Vladimir Nabokov

Call for Papers for next issue of The Nabokovian

By dana_dragunoiu, 7 September, 2019

Call for Papers for The Nabokovian

The Nabokovian is published on November 1st and May 1st; deadlines for submission are October 1st and April 1st, respectively. Submissions should be sent to Priscilla Meyer at pmeyer@wesleyan.edu. Please send attachments in .docx format. All contributors must be current members of the International Vladimir Nabokov Society. The note may not have been previously published or posted elsewhere. If accepted for publication, editorial alterations may be made. References to Nabokov's English or Englished works should be made either to the first American (or British) edition or to the Vintage collected series. All Russian quotations must be translated. Before making a submission, please check a past issue to see what qualifies as a NOTE, rather than an article, and observe the style used in Notes 75 (footnotes should be incorporated within the text, American punctuation used, signature and place put at the end, and so on). Submissions that don’t observe the format will be returned for rewriting.

Comments1

luke_parker

4 years 3 months ago

Nabokov and Berlin
Literaturhaus-Berlin 
June 5-6, 2020

Co-organizers: Luke Parker, Lisa Ryoko Wakamiya

Proposal Deadline: January 5, 2020


From 1922-1937 Vladimir Nabokov lived and wrote in Berlin. During these years he established his reputation in the Russian émigré community as a prolific prose writer, playwright, poet, and translator. The precision and irony with which he documented Berlin’s creative and material culture revealed his simultaneous immersion in and detachment from the city. This strategy, and the works he produced in Berlin, would resonate throughout his career in later translations, adaptations, reminiscences and reworkings.

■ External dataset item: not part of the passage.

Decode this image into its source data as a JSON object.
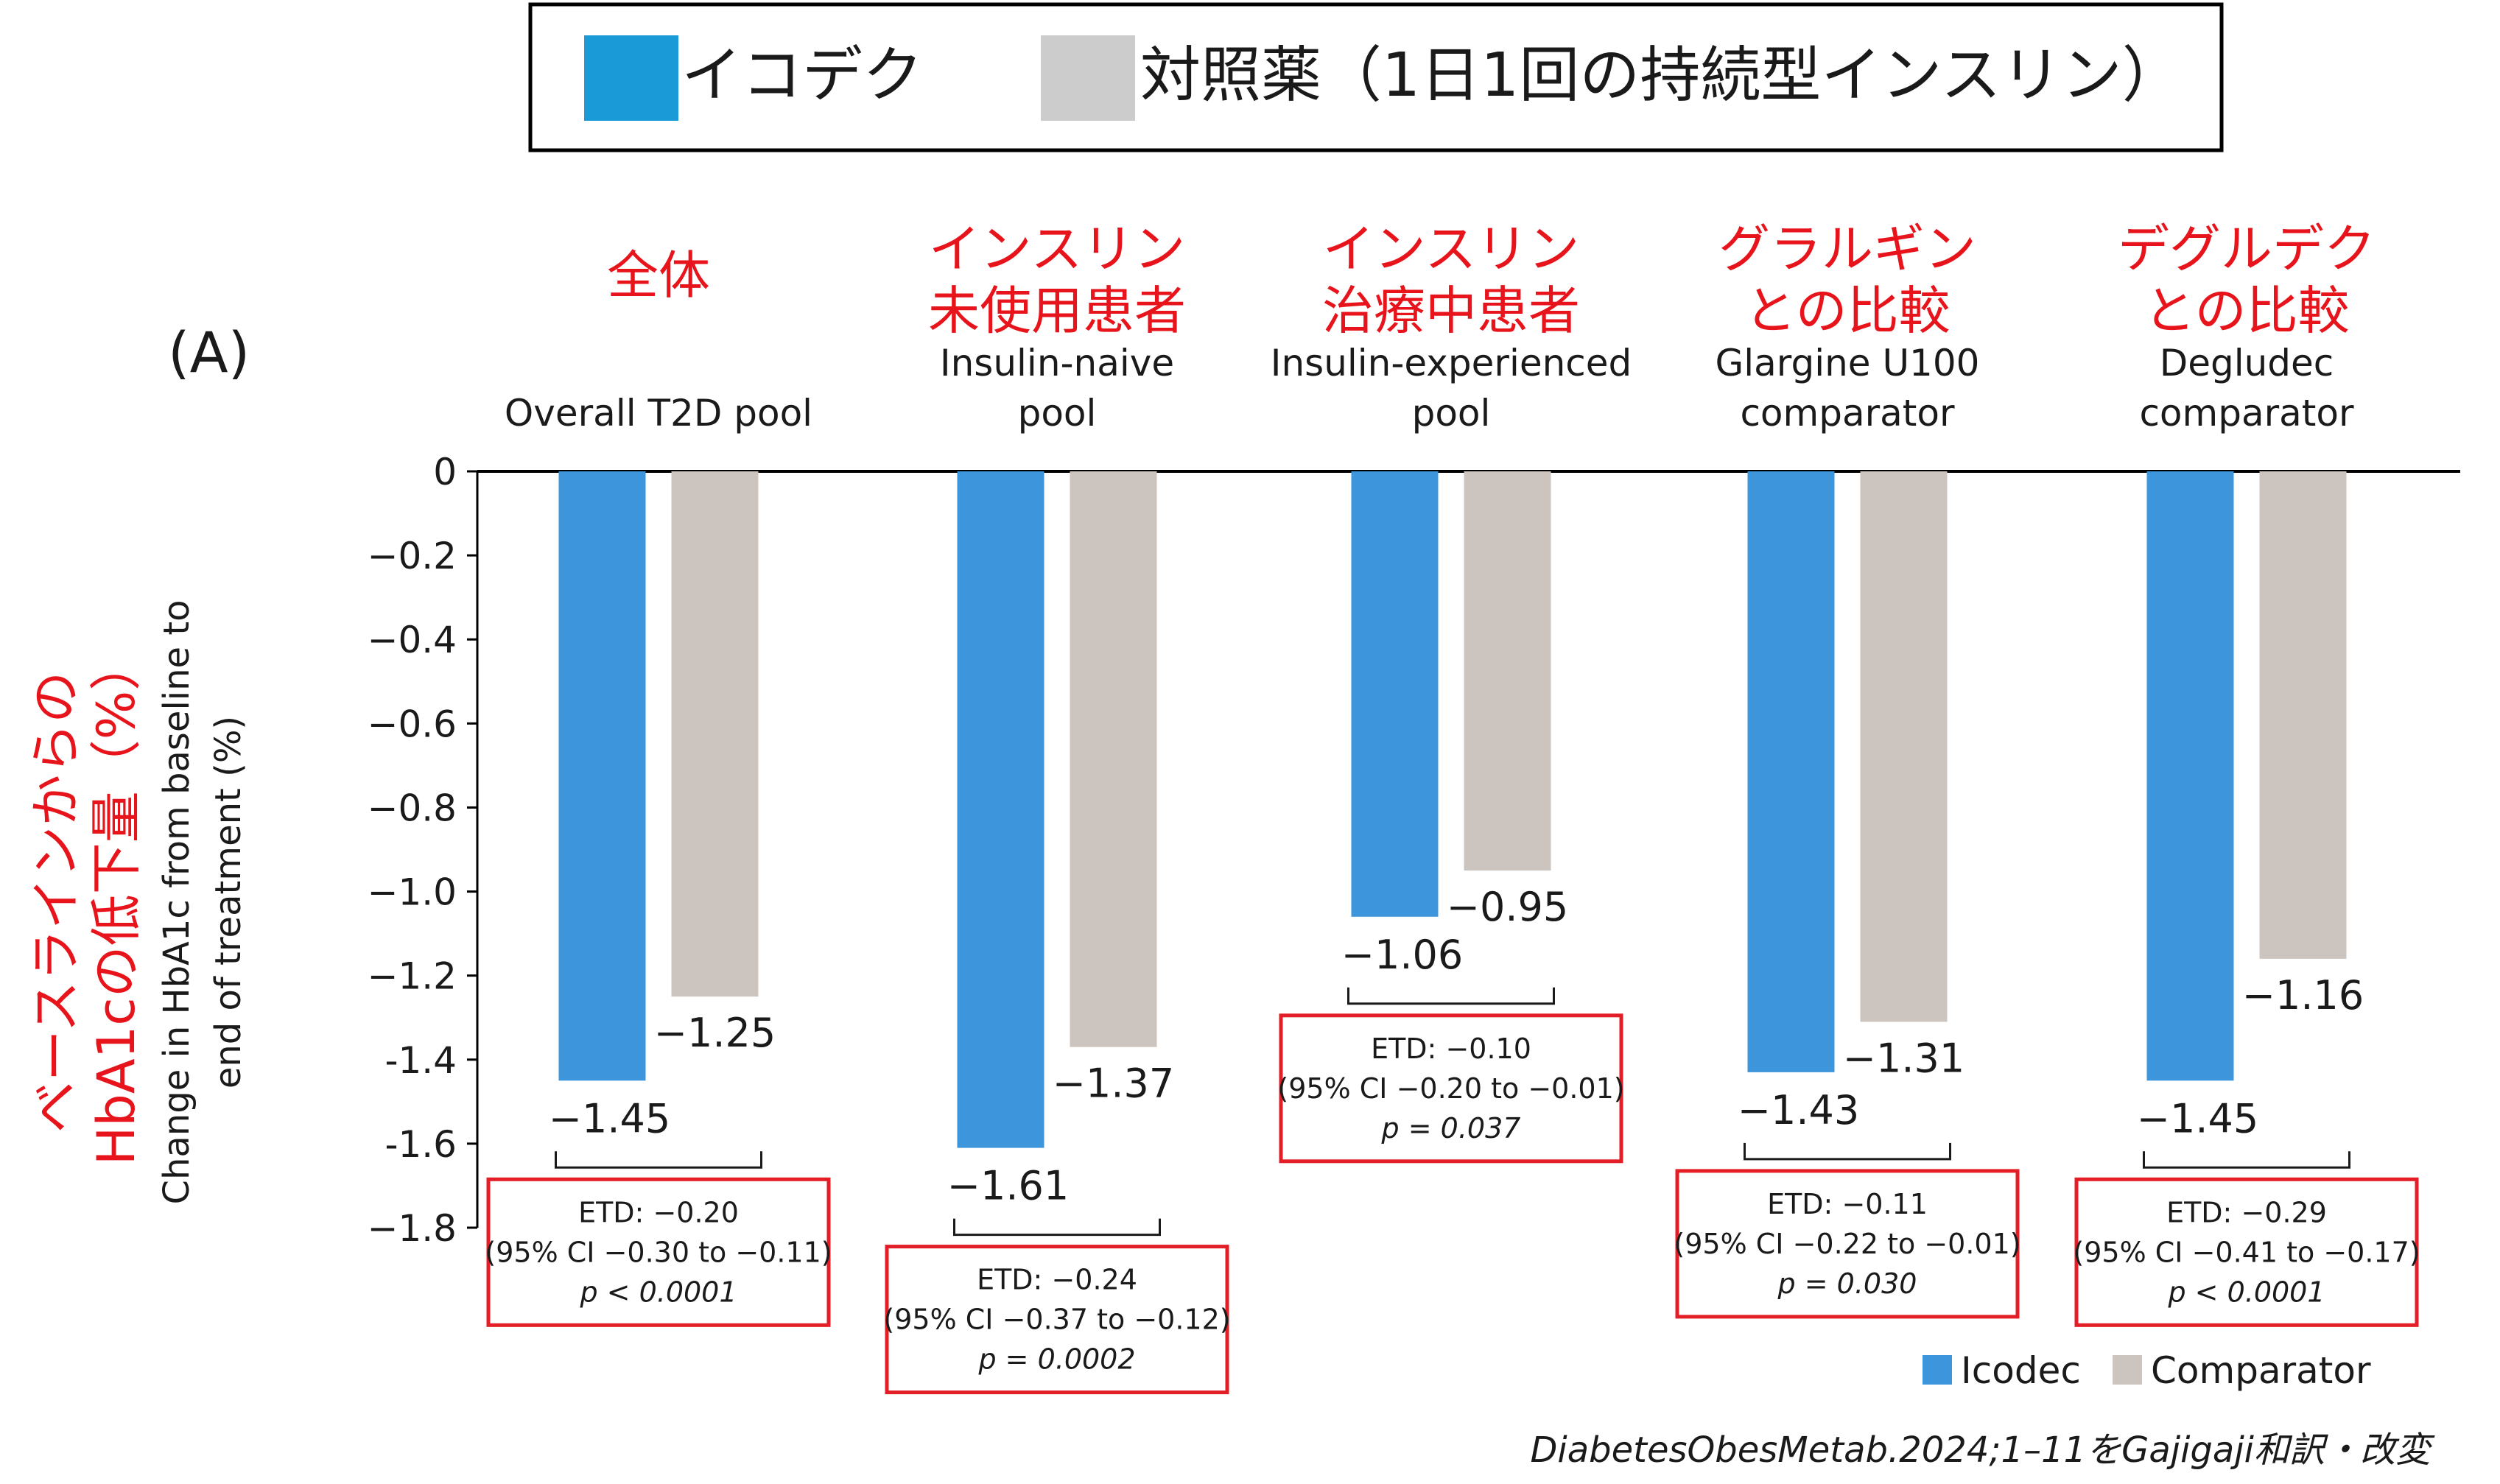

Berlin occupies a dominant place in Nabokov’s biography and creative imagining—it was his “true birthplace as a writer.” It was a place of personal trauma and personal survival, of literal birth as well as death. “Russian Berlin” was a place of “inner freedom,” and the crossroads of American, Soviet, and European modernity. Attuned to developments in German intellectual and cultural discourse, Nabokov addressed familiar interwar concerns from a startling insider-outsider perspective. At the same time, with multilingual works across genres, Nabokov developed an international career even in the 1930s.


Nabokov’s explorations of the workings of memory and representing the self in a shattered world find echoes in postwar German artistic culture. In Fassbinder’s adaptation of Despair and novels by W.G. Sebald, Nabokov’s Berlin returns as a reference point.


“Nabokov and Berlin,” an international conference sponsored by the International Vladimir Nabokov Society, will be held on June 5-6, 2020 at the Literaturhaus-Berlin.  The academic conference component will bring together studies of Nabokov’s Berlin, its relation to the American years, and the refractions of Nabokov’s writings in German culture. The presenters include scholars from Europe and the United States whose research has contributed to our understanding of Nabokov’ relation to the city of Berlin, Weimar and Nazi culture, interwar modernity, and German language and contemporary literature.